Parodon is a genus of freshwater ray-finned fishes belonging to the family Parodontidae, the scrapetooths. The fishes in this genus are from the tropical and subtropical Neotropics, their distribution extending as far south as the Río de la Plata.

==Taxonomy==
Parodon was first proposed as a genus in 1850 by the French zoologist Achille Valenciennes in volume 22 of his and Georges Cuvier's Histoire naturelle des poissons. Valenciennes proposed it as a monospecific genus with Parodon suborbitalis as its only species, this species being the type species by monotypy. P. suborbitale was first formally described, as Parodon suborbitale, by Valenciennes in the same volume as he proposed the genus and its type locality was given as Lake Maracaibo in Venezuela.

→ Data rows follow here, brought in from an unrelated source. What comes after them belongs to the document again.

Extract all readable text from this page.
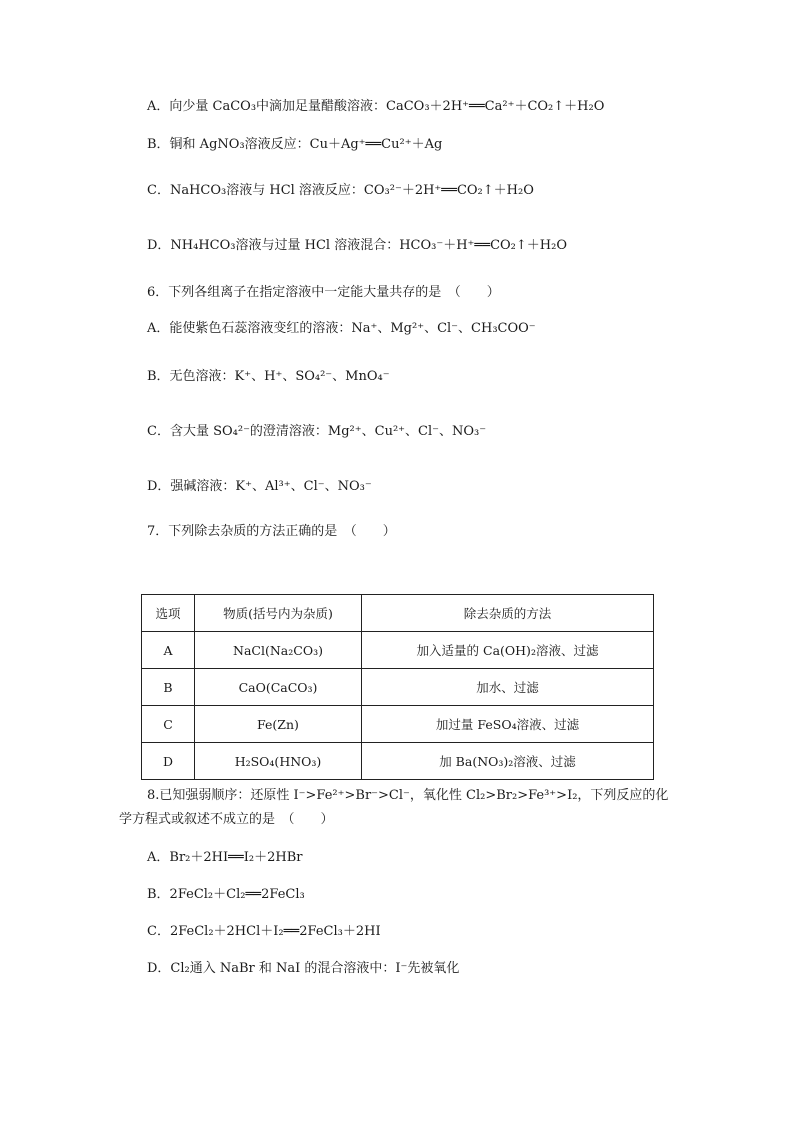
A．向少量 CaCO₃中滴加足量醋酸溶液：CaCO₃＋2H⁺══Ca²⁺＋CO₂↑＋H₂O
B．铜和 AgNO₃溶液反应：Cu＋Ag⁺══Cu²⁺＋Ag
C．NaHCO₃溶液与 HCl 溶液反应：CO₃²⁻＋2H⁺══CO₂↑＋H₂O
D．NH₄HCO₃溶液与过量 HCl 溶液混合：HCO₃⁻＋H⁺══CO₂↑＋H₂O
6．下列各组离子在指定溶液中一定能大量共存的是　（　　）
A．能使紫色石蕊溶液变红的溶液：Na⁺、Mg²⁺、Cl⁻、CH₃COO⁻
B．无色溶液：K⁺、H⁺、SO₄²⁻、MnO₄⁻
C．含大量 SO₄²⁻的澄清溶液：Mg²⁺、Cu²⁺、Cl⁻、NO₃⁻
D．强碱溶液：K⁺、Al³⁺、Cl⁻、NO₃⁻
7．下列除去杂质的方法正确的是　（　　）
选项	物质(括号内为杂质)	除去杂质的方法
A	NaCl(Na₂CO₃)	加入适量的 Ca(OH)₂溶液、过滤
B	CaO(CaCO₃)	加水、过滤
C	Fe(Zn)	加过量 FeSO₄溶液、过滤
D	H₂SO₄(HNO₃)	加 Ba(NO₃)₂溶液、过滤
8.已知强弱顺序：还原性 I⁻>Fe²⁺>Br⁻>Cl⁻，氧化性 Cl₂>Br₂>Fe³⁺>I₂，下列反应的化
学方程式或叙述不成立的是　（　　）
A．Br₂＋2HI══I₂＋2HBr
B．2FeCl₂＋Cl₂══2FeCl₃
C．2FeCl₂＋2HCl＋I₂══2FeCl₃＋2HI
D．Cl₂通入 NaBr 和 NaI 的混合溶液中：I⁻先被氧化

Parodon is the type genus of the family Parodontidae, the scrapetooths, which is classified within the suborder Characoidei of the order Characiformes.

==Etymology==
Parodon is a combination of par, which means "even", and odon, which is a Latinised derivative of the Greek oudos, meaning "teeth". This is a reference to the cusps of the teeth of the type species all being even.

==Species==
Parodon contains the following valid species:
- Parodon alfonsoi Londoño-Burbano, Román-Valencia & Taphorn, 2011
- Parodon apolinari G. S. Myers, 1930
- Parodon atratoensis Londoño-Burbano, Román-Valencia & Taphorn, 2011
- Parodon bifasciatus C. H. Eigenmann, 1912
- Parodon buckleyi Boulenger, 1887
- Parodon caliensis Boulenger, 1895
- Parodon carrikeri Fowler, 1940
- Parodon guyanensis Géry, 1959
- Parodon hilarii J. T. Reinhardt, 1867
- Parodon magdalenensis Londoño-Burbano, Román-Valencia & Taphorn, 2011
- Parodon moreirai Ingenito & Buckup, 2005
- Parodon nasus Kner, 1859
- Parodon orinocensis (Bonilla, Machado-Allison, Silvera, Chernoff, López & Lasso, 1999)
- Parodon pongoensis (W. R. Allen, 1942) (Pongo characin)
- Parodon suborbitalis Valenciennes, 1850

==Characteristics==
Parodon scrapetooths are distinguished from other scrapetooths by the possession of small lateral teeth on the sides of their lower jaws; these are absent in the two other genera of scrapetooth, Apareiodon and Saccodon. Within the genus the spoecies were thought to be distinguishable by the shape of the teeth but the teeth of these fishes are small and weak, so are easily broken or missed. This has led to the misidentification of specimens and taxonomic uncertainty and instability. For Parodon the count of cusps on the teeth is now considered to be the most reliable feature to identify species as are the colour and pattern of the body and the types of teeth. These fishes vary in maximum length from 9.8 cm in P. bifasciatus to 34 cm in P. hilarii.

==Distribution==
Parodon scrapetooths are found in the Neotropics in most of the drainage systems from Panama south to Argentina but they are not found in Bahia State, Brazil or Patagonia.